Controlling Speed & Emotion

How to control the speed and emotion of voices while generating audio with Sonic.

Controlling Voices through Speed & Emotion

The __experimental_controls parameter allows you to fine-tune the voice output by adjusting speed and emotion. This feature is currently experimental and may be subject to changes in future API versions.

Usage

Add the __experimental_controls dictionary to the voice object in your API request:

1"voice": {
2 "mode": "id",
3 "id": "VOICE_ID",
4 "__experimental_controls": {
5 "speed": "normal",
6 "emotion": [
7 "positivity:high",
8 "curiosity"
9 ]
10 }
11}

Speed Control

The speed parameter adjusts the pace of speech.
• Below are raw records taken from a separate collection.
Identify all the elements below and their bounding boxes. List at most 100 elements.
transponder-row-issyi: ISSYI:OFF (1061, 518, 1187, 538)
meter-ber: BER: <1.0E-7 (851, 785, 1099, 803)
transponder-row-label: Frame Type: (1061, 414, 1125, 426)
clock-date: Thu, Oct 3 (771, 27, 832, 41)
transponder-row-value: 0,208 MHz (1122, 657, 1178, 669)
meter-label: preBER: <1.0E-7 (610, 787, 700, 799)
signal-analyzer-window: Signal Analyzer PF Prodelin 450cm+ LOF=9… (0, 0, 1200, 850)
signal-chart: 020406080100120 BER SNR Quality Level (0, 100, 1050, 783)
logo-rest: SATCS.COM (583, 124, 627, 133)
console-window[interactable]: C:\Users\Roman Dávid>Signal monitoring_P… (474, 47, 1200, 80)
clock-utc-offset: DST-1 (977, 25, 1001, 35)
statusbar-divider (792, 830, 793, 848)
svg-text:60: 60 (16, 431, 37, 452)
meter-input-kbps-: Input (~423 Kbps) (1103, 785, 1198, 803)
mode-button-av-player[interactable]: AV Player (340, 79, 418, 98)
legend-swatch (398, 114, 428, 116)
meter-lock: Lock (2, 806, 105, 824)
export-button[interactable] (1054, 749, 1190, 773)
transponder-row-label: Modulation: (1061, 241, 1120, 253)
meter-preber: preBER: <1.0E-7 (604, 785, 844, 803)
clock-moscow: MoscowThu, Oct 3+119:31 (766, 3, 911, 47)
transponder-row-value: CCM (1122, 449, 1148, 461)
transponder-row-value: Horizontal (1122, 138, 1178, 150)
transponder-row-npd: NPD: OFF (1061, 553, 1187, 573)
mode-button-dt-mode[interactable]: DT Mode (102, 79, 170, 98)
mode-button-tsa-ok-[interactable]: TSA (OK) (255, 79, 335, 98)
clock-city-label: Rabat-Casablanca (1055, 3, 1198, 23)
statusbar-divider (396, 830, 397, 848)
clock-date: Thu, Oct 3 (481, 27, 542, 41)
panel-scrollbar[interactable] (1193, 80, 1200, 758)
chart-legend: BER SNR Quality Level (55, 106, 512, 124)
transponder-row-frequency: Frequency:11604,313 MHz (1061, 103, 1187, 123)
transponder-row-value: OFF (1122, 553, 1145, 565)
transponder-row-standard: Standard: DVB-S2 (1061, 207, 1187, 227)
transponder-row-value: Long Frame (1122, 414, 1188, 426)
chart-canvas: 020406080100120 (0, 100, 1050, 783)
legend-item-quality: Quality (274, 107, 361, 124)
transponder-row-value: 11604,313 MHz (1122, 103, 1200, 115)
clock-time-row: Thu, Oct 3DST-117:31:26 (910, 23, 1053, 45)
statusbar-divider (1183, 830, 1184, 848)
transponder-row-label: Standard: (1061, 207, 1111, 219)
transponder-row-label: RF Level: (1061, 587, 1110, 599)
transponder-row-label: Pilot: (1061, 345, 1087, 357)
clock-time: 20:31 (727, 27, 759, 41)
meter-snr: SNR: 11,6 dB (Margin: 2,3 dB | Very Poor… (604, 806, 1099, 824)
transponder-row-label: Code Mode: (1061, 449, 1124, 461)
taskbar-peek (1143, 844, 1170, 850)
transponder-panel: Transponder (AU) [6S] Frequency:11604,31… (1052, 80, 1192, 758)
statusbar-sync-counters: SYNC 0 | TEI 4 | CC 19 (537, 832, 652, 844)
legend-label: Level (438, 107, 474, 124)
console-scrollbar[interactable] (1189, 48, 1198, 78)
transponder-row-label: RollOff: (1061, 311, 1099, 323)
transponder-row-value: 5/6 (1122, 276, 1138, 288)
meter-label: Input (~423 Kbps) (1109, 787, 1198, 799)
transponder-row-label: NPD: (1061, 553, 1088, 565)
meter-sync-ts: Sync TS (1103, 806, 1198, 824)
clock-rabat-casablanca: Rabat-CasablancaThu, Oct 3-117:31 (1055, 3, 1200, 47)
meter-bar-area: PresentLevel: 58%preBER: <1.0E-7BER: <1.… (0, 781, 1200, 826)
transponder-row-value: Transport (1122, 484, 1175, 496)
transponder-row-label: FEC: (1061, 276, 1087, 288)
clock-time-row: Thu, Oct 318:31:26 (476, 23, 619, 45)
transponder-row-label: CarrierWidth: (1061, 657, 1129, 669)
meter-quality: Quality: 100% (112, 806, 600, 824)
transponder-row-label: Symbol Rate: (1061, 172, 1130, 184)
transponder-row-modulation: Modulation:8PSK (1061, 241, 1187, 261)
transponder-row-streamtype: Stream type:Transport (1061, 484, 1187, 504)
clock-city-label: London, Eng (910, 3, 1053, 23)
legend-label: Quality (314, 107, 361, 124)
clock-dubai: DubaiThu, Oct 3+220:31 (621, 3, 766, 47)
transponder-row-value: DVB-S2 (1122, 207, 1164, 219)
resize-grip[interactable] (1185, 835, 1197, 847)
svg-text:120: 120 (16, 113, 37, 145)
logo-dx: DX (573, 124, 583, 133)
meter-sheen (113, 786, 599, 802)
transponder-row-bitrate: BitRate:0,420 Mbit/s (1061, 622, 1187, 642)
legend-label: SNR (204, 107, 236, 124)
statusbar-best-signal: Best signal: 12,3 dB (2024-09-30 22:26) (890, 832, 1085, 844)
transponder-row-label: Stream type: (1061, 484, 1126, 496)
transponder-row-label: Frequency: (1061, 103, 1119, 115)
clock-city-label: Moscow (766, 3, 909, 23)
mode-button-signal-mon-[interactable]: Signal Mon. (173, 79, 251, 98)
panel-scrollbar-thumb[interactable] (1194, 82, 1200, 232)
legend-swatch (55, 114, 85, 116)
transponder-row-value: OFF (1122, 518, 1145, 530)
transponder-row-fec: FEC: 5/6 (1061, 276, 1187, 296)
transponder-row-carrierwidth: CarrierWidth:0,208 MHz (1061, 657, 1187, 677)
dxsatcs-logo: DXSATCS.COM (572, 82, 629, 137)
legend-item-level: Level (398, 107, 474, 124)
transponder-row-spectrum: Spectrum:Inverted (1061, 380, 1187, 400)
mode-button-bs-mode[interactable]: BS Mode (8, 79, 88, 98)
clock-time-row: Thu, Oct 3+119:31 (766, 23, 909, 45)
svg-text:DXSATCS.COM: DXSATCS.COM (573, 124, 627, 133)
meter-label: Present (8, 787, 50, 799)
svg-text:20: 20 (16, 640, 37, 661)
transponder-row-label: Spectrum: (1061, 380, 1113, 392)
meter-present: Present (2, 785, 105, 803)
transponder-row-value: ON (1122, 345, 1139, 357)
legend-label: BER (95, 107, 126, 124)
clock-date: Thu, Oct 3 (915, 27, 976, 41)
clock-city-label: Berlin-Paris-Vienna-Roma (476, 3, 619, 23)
Available options are:

  • "slowest": Very slow speech
  • "slow": Slower than normal speech
  • "normal": Default speech rate
  • "fast": Faster than normal speech
  • "fastest": Very fast speech

For more granular control, you can define speed as a float within the range [-1.0, 1.0]. A value of 0.0 represents the default speed, while negative values slow down the speech and positive values speed it up.

Example:

1"__experimental_controls": {
2 "speed": "fast"
3}

Example with float value:

1"__experimental_controls": {
2 "speed": -0.1
3}

Emotion Control

The emotion parameter is an array of emotion tags that modify the voice’s tone by adding emotion. Each tag follows the format "emotion_name:level".

Emotion Names:

  • anger
  • positivity
  • surprise
  • sadness
  • curiosity

Emotion Levels:

  • lowest: Slight addition of the emotion
  • low: Mild addition of the emotion
  • (omit level for moderate addition of the emotion)
  • high: Strong addition of the emotion
  • highest: Maximum addition of the emotion

Example:

1"__experimental_controls": {
2 "emotion": [
3 "curiosity",
4 "positivity:high"
5 ]
6}

In this example, the voice will express:

  • High positivity
  • Medium curiosity (level omitted)
  • Low surprise

Combining Speed and Emotion

You can combine both speed and emotion controls:

1"__experimental_controls": {
2 "speed": "fast",
3 "emotion": [
4 "positivity:high",
5 "curiosity"
6 ]
7}

This configuration will result in fast speech with high positivity and medium curiosity.

Notes

  • All emotion tag levels add the specified emotion to the voice. They don’t reduce or remove emotions, but rather add them in varying intensities.
  • The effects of these controls may vary depending on the chosen voice and the content being spoken.
  • Experiment with different combinations to achieve the desired output for your use case.
  • If the voice is unstable, reducing the magnitude of the added modifications and reducing the number of different modifications added should help.
  • As this is an experimental feature, be prepared for potential changes or updates in future API versions.